Frente ao discurso dos malefícios provocados por muitos periódicos e livros, a Igreja denunciava, como grave, a existência de leitores, geralmente fracos e com frequência ingênuos, que se deixavam influenciar facilmente pelo que liam. (CHARTIER; HÉBRARD, 1995). Por esse motivo, alguns clérigos se dedicaram a escrever manuais de leitura, com a listagem de livros recomendados ou condenados.

Diante do oceano de publicações presentes e futuras, que pode fazer o leitor católico? Os princípios propostos pela autoridade hierárquica o convenceram de que é preciso escolher, ou melhor, muitas vezes, abster-se. Mas como escolher? Para responder a essas perguntas legitimas o abade Bethléem se empenha em uma tarefa que parece a

priori sobre-humana: recensear tudo o que é ou já foi publicado, para fazer uma

avaliação “de um ponto de vista católico”, de modo a constituir um guia útil para as famílias, para os educadores ou para os simples leitores (e sobretudo leitoras). Com esse objetivo, o abade funda em 1908 Romans-Revue, mensário que teria uma longa vida. (CHARTIER; HÉBRARD, 1995, p. 62)

No Brasil também circularam publicações com essa finalidade e a de maior destaque foi a obra Através dos romances: guia para as consciências um livro de censura aos romances, do Frei Pedro Sinzig, um dos fundadores do Centro da Boa Imprensa. O guia foi publicado pela Editora Vozes, em 1915. Na edição de 1923, o manual foi formado por pequenos verbetes com comentários sobre 21.553 livros de 6.657 escritores brasileiros e estrangeiros. Tendo como critério a moralidade católica, Sinzig dividia os livros analisados em:

1) livros recomendados, bons, de leitura sã, que obedecem perfeitamente a esses preceitos; 2) livros recomendados, mas com ressalvas, “que não prejudicam o leitor adulto sensato que o lesse por algum justo motivo”, embora ofereçam perigo, se lidos indiscriminalmente; 3) os livros perigosos, cuja leitura é veneno para as almas de seus leitores [...]. (PAIVA, 1997, p. 65)

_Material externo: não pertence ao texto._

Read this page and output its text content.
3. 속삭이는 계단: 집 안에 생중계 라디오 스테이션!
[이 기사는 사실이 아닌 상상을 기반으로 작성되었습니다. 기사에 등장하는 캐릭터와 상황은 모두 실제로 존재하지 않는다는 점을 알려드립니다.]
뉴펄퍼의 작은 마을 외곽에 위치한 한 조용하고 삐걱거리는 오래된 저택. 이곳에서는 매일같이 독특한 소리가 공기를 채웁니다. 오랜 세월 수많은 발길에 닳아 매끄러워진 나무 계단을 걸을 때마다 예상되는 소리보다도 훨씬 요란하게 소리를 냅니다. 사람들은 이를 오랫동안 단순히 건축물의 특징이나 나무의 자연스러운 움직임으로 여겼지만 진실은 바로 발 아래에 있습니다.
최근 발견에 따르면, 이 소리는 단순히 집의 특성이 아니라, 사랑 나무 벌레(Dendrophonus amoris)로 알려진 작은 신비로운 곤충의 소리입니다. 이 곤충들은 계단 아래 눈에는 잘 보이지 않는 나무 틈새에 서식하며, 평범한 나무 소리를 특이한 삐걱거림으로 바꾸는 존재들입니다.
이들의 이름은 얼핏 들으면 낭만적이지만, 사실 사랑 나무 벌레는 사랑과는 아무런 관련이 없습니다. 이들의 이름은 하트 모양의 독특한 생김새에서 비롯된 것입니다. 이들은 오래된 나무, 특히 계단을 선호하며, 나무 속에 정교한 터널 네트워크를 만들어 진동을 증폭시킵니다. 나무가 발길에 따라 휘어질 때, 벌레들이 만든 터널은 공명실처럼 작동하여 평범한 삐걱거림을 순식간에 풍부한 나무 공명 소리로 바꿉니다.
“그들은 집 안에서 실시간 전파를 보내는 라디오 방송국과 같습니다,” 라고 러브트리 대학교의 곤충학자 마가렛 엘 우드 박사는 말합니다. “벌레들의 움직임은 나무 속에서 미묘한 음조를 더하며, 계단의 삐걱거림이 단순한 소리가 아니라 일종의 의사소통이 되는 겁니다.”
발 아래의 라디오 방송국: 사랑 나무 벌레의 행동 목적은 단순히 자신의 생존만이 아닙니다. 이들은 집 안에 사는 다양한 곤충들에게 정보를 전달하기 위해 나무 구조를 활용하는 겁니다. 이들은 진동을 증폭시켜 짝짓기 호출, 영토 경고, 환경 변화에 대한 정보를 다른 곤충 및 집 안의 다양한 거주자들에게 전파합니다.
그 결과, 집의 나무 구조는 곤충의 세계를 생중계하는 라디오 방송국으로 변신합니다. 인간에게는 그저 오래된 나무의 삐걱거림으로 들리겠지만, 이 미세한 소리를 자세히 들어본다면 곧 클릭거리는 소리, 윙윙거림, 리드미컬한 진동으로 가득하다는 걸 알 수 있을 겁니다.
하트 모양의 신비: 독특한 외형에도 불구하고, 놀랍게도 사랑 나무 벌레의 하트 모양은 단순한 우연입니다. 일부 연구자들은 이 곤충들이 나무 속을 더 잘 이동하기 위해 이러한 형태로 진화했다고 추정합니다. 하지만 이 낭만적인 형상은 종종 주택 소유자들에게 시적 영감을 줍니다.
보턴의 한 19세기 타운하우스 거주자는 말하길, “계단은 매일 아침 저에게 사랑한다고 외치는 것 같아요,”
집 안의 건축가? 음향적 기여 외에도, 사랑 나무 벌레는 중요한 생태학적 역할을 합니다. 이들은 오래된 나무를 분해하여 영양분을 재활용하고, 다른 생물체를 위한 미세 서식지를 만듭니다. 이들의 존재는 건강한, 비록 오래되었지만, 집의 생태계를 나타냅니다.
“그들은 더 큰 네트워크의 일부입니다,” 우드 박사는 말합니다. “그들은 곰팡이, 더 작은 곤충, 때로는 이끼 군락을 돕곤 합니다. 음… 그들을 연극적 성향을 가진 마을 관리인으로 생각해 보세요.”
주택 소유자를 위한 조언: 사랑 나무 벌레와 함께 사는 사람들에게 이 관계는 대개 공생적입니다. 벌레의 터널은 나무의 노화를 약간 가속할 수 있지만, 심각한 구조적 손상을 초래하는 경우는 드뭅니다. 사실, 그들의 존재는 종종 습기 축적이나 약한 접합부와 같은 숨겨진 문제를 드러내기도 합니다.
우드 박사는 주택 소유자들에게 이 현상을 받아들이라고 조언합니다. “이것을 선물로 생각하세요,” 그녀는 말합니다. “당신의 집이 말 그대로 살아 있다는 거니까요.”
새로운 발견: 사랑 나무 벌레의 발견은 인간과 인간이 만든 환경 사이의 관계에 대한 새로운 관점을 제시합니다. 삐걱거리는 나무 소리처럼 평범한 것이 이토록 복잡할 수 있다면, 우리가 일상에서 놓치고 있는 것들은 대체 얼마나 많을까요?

Na A Cruzada, o foco estava nas recomendações de livros de temática católica, mas em alguns momentos a revista nomeou títulos que não deviam ser lidos por seus assinantes. Como foram os casos de La Garçonne, de Victor Margueritte, apresentado como uma obra “artificial e imunda” (OS MAUS LIVROS E A SUA INFLUENCIA, abri. 1927), e Cruz de Caravaca, que em 1927 estava em sua sétima edição e era vendida em várias livrarias. O autor desse livro não é mencionado em nenhum momento, apenas a natureza da obra, que misturava orações do cristianismo com “superstições e mandingas do paganismo.” (PESCADOR, jun. 1930).

É um volume de orações! e que orações! ridículas a toda a prova! Para amostra tomemos sómente este tópico, de uma dellas, para provar o que dizemos. Lemos á página 38: “São Marcos me marque, São Manso me amanse.” Além de ser ridícula pela forma e da oração, o é ainda mais, por ser supersticiosa. (PESCADOR, jun. 1930, p. 89)

Os jornais, revistas, folhetos, livros, enfim, todas as produções impressas deviam louvar, ou pelo menos, respeitar a religião, e o uso apologético da escrita era considerado o “[...] único legítimo, pois convém tudo relacionar a Deus.” (CHARTIER; HÉBRARD, 1995, p. 21). Segundo o discurso da Igreja, a qualquer momento, o uso da imprensa podia ser desviado dessa função edificante e tornar-se parte da “má imprensa”.